The Begining

Disclaimer: Calvin & Hobbes *alter egos are Waterson's and the syndicates, not mine, yadda yadda yadda

Narrator: Spiff flew through the bleak darkness of the cold impersonal space…

Spiff: You're certainly cheery. And ain't I supposed to narrate?

Narrator: I have to fulfill a contract. Take it up with the producers.

Spiff: Yeah, yeah, yeah. Just get on with it.

Narrator: just then, a Draconian laser beam hit our hero. He shot out a few times at the war ship, before he crashed on the uninhabitable surface below, with no sentient life forms.

Spiff: It's D.C., for one thing. It's habitable. And how come I always get shot down when I wash and wax this thing? Huh? Why's that?

Narrator: The rouge ship is destroyed by the tazer satellite defense system.
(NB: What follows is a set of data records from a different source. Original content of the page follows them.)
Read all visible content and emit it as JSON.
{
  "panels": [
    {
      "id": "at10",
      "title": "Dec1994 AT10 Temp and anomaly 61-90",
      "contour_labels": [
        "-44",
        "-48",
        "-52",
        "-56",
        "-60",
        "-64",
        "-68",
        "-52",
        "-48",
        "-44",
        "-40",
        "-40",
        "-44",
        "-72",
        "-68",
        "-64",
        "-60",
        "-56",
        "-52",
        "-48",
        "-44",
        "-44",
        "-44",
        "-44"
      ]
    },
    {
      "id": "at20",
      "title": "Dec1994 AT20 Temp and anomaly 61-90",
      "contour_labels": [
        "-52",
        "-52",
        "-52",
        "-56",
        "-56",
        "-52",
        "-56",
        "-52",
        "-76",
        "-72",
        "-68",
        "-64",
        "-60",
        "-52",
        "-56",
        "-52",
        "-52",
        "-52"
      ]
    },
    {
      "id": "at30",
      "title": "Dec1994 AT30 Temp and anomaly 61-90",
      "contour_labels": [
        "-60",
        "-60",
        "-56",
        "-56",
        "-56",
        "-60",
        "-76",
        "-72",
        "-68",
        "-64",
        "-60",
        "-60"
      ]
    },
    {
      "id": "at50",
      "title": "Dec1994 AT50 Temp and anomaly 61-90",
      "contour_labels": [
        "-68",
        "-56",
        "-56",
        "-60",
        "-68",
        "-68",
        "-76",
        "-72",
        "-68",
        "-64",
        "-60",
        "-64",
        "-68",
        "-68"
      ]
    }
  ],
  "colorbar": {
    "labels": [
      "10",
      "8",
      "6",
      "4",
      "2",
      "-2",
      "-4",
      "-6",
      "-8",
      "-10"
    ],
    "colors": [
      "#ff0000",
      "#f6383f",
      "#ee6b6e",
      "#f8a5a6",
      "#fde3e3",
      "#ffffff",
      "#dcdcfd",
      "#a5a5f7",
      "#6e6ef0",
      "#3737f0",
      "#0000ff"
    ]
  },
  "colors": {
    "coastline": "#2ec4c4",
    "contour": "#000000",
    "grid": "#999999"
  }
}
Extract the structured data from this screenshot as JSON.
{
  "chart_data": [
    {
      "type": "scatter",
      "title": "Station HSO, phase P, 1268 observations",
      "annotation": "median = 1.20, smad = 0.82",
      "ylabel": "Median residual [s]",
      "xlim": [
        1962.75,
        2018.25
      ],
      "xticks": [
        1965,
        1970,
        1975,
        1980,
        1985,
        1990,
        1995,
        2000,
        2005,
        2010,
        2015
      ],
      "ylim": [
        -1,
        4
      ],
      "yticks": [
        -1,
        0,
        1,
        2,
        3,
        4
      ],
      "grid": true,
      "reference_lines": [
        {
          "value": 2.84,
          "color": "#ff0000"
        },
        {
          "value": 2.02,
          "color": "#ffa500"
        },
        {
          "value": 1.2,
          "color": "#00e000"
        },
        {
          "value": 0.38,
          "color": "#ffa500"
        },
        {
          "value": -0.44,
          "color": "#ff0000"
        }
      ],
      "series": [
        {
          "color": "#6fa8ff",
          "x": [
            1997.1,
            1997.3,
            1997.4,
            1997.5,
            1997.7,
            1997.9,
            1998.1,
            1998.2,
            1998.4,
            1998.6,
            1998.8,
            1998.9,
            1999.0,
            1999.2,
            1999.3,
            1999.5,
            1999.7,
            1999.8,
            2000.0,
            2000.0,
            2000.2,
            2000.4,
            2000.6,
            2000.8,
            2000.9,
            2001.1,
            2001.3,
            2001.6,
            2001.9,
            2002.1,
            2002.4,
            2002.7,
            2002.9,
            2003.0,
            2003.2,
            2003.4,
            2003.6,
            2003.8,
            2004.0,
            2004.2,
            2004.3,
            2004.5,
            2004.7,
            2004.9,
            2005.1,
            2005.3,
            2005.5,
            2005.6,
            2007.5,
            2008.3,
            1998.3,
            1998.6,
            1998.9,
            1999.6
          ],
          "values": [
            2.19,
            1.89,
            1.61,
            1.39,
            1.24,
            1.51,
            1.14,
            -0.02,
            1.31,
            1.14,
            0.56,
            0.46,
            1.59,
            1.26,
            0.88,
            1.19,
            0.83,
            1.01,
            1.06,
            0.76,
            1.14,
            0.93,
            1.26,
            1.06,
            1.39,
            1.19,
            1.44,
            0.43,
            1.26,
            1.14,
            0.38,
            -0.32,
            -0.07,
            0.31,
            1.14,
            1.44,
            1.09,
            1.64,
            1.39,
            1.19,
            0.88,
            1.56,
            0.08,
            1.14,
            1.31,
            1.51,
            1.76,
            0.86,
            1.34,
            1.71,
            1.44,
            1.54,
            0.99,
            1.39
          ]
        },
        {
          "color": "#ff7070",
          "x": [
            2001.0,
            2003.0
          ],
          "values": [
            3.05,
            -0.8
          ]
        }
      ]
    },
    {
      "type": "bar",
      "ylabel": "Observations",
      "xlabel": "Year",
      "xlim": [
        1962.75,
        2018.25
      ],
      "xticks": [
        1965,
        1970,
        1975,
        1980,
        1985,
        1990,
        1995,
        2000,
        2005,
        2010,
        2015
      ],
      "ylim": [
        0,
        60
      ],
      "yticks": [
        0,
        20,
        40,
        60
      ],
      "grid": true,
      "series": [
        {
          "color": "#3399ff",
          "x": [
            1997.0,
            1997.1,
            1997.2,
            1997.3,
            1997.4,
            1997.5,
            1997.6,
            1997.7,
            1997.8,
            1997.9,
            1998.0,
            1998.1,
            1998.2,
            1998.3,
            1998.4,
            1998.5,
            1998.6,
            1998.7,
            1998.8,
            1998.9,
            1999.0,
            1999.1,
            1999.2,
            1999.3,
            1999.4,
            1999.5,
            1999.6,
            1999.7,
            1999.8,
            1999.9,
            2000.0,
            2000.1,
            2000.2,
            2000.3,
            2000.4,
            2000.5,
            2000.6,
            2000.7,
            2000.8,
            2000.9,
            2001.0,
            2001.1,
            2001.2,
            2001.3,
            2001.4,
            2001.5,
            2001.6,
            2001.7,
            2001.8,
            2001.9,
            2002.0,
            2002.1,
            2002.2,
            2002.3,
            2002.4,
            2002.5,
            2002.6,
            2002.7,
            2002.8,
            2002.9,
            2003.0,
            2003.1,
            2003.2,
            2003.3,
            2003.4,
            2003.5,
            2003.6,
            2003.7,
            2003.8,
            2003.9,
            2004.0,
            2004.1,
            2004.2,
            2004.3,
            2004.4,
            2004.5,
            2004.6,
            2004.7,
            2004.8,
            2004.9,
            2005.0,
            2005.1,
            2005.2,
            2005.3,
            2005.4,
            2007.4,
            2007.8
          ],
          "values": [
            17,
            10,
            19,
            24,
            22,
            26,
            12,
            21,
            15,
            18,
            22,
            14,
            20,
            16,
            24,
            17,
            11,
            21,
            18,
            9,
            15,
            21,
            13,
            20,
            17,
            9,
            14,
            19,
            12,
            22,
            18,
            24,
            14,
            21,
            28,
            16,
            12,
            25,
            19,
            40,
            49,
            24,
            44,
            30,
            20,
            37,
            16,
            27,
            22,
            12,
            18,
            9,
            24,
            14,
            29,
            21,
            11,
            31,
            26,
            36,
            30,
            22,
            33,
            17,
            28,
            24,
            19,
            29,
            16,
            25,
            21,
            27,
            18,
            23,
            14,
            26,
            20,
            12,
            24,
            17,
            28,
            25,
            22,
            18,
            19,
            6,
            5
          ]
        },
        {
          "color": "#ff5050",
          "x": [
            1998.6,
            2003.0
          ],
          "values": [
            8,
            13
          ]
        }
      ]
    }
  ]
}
The message center flashes on Spiff's computer.

Spiff: I wonder who it is.

Narrator: Answer it then.

Spiff: My agent's gonna get it. Let's see. Powerful laser system…  Regonian Empire… need crystal… on Venus… needs help… with Love, President Hilary S.

Narrator: Love? Maybe it's time for her to resign…

Spiff: Wanna take it outside? It seems the Regonian Empire has built a new laser weapon. They need a special crystal on Venus that will make it invincible. The…

Narrator: Why does it make it invincible? 

Spiff: Size, color, shape, clarity, the only known frozen light beam in it…

Narrator: Frozen light beam?

Spiff: I ain't no post-Einsteinium physicist. Ask one of them.

       It seems that president Sloan wants me to help.

Narrator: Spiff hails a cab. A thieve robot tries to take his cab and his wallet. Spiff calmly zaps him with his beam set on 'kill'.

Spiff: 'Frappe', actually.

Narrator: Whatever. The cab flies to the White House. Spiff enters.

VP:  Miss President! Spaceman Spiff is here!

Spiff: Hello, Miss Derkins.

President: Thank God you're here, Spiff. Come follow me. The rest of the squad I assembled is in there.

Spiff: You mean I gotta work with other people?